As reported by the same SEC filing, the plaintiffs amended the complaint on October 16, 1998. The plaintiffs purport to represent a class of all persons who purchased or otherwise acquired our common stock in the period from April 17, 1997 through March 31, 1998. The amended complaint alleges, among other things, that the defendants knowingly made misstatements to the investing public about the value of our inventory and the nature of the Company’s accounting practices. On December 15, 1998, the Company filed a motion to dismiss the case in its entirety based on the pleadings. The Company’s motion to dismiss was granted without prejudice on May 27, 1999 and the case was closed by the court on June 1, 1999. On June 29, 1999, the plaintiffs filed a motion with the court seeking permission to file a second amended complaint.
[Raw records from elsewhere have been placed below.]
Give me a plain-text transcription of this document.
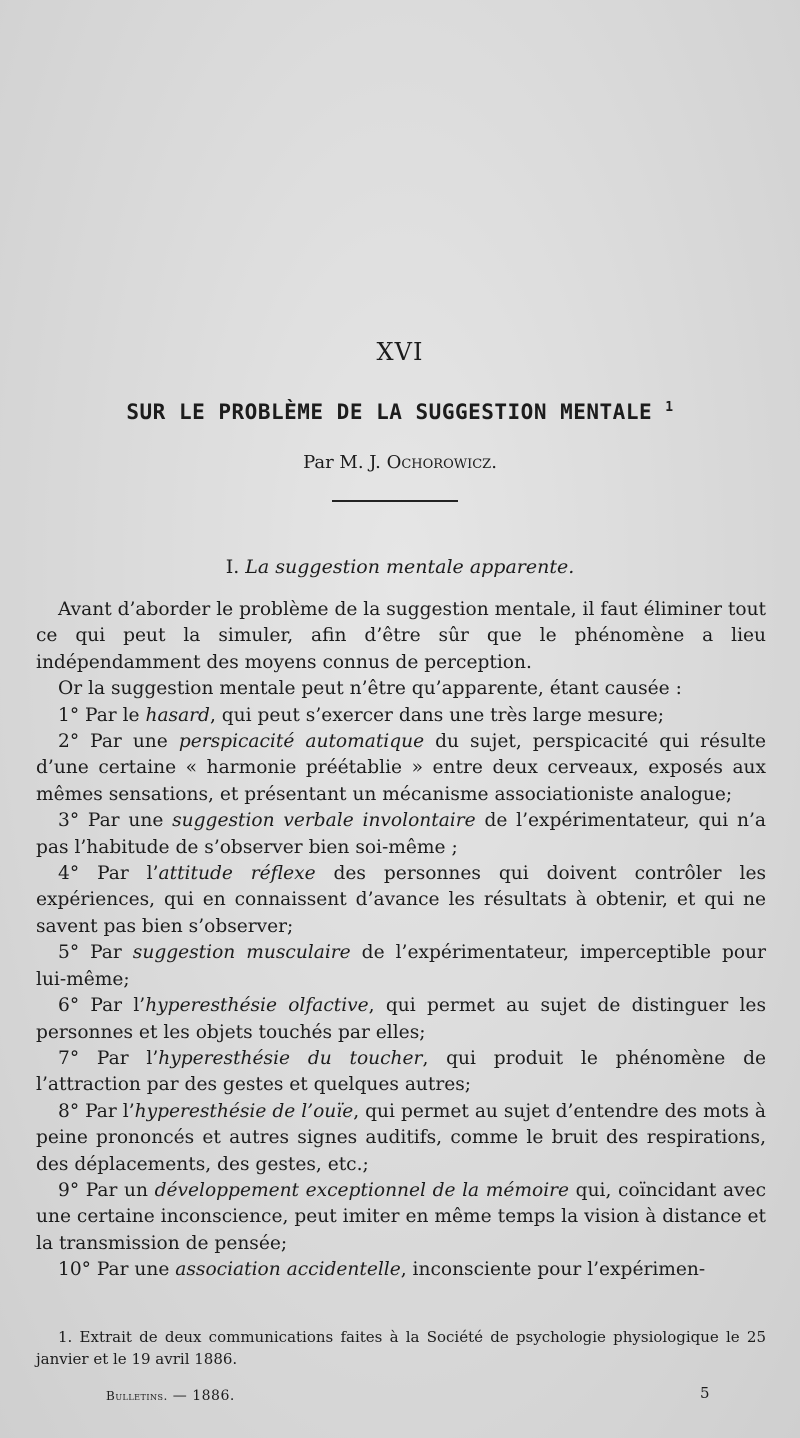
XVI
SUR LE PROBLÈME DE LA SUGGESTION MENTALE $^1$
Par M. J. Ochorowicz.
I. La suggestion mentale apparente.

Avant d’aborder le problème de la suggestion mentale, il faut éliminer tout ce qui peut la simuler, afin d’être sûr que le phénomène a lieu indépendamment des moyens connus de perception.

Or la suggestion mentale peut n’être qu’apparente, étant causée :

1° Par le hasard, qui peut s’exercer dans une très large mesure;

2° Par une perspicacité automatique du sujet, perspicacité qui résulte d’une certaine « harmonie préétablie » entre deux cerveaux, exposés aux mêmes sensations, et présentant un mécanisme associationiste analogue;

3° Par une suggestion verbale involontaire de l’expérimentateur, qui n’a pas l’habitude de s’observer bien soi-même ;

4° Par l’attitude réflexe des personnes qui doivent contrôler les expériences, qui en connaissent d’avance les résultats à obtenir, et qui ne savent pas bien s’observer;

5° Par suggestion musculaire de l’expérimentateur, imperceptible pour lui-même;

6° Par l’hyperesthésie olfactive, qui permet au sujet de distinguer les personnes et les objets touchés par elles;

7° Par l’hyperesthésie du toucher, qui produit le phénomène de l’attraction par des gestes et quelques autres;

8° Par l’hyperesthésie de l’ouïe, qui permet au sujet d’entendre des mots à peine prononcés et autres signes auditifs, comme le bruit des respirations, des déplacements, des gestes, etc.;

9° Par un développement exceptionnel de la mémoire qui, coïncidant avec une certaine inconscience, peut imiter en même temps la vision à distance et la transmission de pensée;

10° Par une association accidentelle, inconsciente pour l’expérimen-

1. Extrait de deux communications faites à la Société de psychologie physiologique le 25 janvier et le 19 avril 1886.

Bulletins. — 1886.	5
The Company opposed that motion. On July 13, 1999, the court denied the plaintiffs' motion to amend, noting "final judgment having entered the case." On July 26, 1999, the plaintiffs filed a motion with the court asking the court to extend the 30-day period for filing an appeal of its ruling dismissing the case. The Company opposed that motion as well, and the court denied the motion on August 10, 1999. The plaintiffs filed an appeal with the United States Court of Appeals for the First Circuit requesting that the Court of Appeals reverse each of the orders described above.
The original Complaint charges ACT and certain of its officers with violations of federal securities laws. Plaintiff complains that ACT's results, as reported by defendants, did not accurately reflect ACT's true financial position and results of operations. Late on February 25, 1998, ACT first announced it has postponed reporting fourth- quarter and full-year results, citing a significant inventory shortfall that it expected to have a material impact on operating results. The next day ACT's stock plummeted, losing more than a quarter of its value.